But, as we know now, 2020 held unprecedented surprises. On March 20, we shut down our research laboratories and all but 11 of our cancer clinical trials. TCI clinicians were deployed to the front lines of the COVID-19 pandemic in New York City, where they worked in The Mount Sinai Hospital’s 45 newly designated COVID-19 units and intensive care units. For COVID-19 patients with cancer, we quickly created a special in-patient floor, which also housed an outpatient infusion center. Our doctors began conducting patient visits via telemedicine.

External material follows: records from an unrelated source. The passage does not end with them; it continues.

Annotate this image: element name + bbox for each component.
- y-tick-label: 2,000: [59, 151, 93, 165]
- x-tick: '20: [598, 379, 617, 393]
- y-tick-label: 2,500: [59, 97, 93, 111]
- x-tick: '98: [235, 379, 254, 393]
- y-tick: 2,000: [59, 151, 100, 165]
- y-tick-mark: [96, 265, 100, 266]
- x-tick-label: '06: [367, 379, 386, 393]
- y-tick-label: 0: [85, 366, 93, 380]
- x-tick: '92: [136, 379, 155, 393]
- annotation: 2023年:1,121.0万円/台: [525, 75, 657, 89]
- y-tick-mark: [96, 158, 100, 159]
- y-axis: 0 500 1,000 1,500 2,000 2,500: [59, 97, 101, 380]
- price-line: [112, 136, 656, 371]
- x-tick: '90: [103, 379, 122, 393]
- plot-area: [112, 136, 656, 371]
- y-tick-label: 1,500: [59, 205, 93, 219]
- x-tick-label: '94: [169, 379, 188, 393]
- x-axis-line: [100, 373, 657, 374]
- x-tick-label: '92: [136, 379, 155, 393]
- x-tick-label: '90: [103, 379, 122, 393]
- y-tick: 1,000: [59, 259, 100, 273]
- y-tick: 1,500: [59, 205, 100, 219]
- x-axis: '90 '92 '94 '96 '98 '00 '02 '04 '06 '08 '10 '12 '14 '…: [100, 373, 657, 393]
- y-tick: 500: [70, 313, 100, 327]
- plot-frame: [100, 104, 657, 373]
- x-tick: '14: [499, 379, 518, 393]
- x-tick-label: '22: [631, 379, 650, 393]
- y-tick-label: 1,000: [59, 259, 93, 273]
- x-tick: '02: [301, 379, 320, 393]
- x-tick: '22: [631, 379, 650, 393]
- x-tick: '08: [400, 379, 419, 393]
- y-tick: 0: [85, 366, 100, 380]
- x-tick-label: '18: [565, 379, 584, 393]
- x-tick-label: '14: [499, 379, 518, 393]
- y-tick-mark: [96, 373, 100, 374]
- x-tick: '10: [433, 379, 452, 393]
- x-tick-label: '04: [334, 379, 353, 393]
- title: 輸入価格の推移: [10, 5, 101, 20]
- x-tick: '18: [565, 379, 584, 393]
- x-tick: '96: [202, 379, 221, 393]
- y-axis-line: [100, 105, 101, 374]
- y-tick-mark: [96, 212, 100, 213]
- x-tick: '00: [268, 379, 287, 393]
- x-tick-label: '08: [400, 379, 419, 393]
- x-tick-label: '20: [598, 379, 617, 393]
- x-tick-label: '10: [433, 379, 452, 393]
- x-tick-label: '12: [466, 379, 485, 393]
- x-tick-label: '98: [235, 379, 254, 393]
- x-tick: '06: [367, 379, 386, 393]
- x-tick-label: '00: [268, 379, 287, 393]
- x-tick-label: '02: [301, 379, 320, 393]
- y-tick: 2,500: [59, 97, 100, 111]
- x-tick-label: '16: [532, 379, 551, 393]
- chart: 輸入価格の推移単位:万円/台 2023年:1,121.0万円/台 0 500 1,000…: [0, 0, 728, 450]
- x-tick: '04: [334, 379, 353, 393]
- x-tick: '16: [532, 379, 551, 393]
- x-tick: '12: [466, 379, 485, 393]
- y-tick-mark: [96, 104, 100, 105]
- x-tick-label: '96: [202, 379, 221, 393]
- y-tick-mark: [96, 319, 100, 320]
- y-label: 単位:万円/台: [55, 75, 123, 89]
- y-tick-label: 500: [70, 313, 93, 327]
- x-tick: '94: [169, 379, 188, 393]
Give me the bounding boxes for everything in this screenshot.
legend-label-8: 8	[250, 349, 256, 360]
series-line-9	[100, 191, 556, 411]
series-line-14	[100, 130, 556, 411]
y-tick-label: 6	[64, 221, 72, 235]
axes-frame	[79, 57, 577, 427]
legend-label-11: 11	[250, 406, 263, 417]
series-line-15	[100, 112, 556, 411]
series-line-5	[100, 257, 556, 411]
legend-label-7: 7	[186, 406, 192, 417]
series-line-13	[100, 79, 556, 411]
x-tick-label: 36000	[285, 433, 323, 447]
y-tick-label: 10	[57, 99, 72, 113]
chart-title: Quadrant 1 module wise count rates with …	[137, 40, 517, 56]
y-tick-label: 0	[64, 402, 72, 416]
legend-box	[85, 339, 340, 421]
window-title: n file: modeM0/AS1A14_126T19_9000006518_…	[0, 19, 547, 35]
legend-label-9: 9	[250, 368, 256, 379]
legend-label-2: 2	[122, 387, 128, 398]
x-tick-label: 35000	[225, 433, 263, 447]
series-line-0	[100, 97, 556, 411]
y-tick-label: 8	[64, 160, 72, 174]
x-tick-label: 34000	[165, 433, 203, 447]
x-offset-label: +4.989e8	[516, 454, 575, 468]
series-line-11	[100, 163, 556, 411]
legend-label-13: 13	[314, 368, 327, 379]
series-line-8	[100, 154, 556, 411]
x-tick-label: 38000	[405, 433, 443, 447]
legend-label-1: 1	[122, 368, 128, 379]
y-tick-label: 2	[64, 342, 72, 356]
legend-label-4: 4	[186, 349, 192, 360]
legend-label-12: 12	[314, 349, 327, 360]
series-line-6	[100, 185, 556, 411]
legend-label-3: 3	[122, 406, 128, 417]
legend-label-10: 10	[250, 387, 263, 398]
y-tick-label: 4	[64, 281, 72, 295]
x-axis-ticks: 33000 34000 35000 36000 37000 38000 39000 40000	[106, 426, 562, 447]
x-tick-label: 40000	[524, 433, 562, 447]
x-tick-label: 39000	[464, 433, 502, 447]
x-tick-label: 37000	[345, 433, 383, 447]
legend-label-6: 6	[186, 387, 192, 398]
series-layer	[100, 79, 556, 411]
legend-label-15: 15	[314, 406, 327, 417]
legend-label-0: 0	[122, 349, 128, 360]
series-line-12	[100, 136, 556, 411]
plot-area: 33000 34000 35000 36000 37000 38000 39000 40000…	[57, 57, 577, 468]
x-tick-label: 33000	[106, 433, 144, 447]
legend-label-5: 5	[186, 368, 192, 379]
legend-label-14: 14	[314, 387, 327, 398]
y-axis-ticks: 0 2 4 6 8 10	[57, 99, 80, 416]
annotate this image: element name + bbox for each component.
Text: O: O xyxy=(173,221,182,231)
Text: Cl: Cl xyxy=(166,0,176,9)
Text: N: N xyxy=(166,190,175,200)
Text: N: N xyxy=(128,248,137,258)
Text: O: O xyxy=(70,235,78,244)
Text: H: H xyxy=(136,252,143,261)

TCI’s experience in cancer research and treatment was invaluable in confronting COVID-19. Our scientists helped improve the reliability of Mount Sinai’s successful ELISA antibody test for SARS-CoV-2. Our hematologists helped Mount Sinai quickly institute an anticoagulation protocol for patients with COVID-19 whose mortality was often tied to untreated blood clots. Our immunologists, familiar with high cytokine release levels in cancer patients, applied their knowledge to critically ill COVID-19 patients with similar reactions. We launched the nation’s first study on allogeneic stem cell therapy in COVID-19 patients with overactive immune responses.
Mount Sinai’s prostate and lung cancer specialists turned their observations into investigational studies. Researchers led by Matthew Galsky, MD, Professor of Medicine (Hematology and Medical Oncology), and Urology, wanted to know whether prostate cancer patients on androgen-deprivation therapy were protected against severe complications of COVID-19. Fred Hirsch, MD, PhD, Executive Director of the Center for Thoracic Oncology at The Tisch Cancer Institute, launched a national study to determine whether vaccines and other strategies protect lung cancer patients from developing COVID-19.
Indeed, as we begin 2021 we can see how the past year provided us with valuable lessons that will help improve the health of our patients. Ralph Waldo Emerson once wisely observed: “Bad times have a scientific value. These are occasions a good learner would not miss.”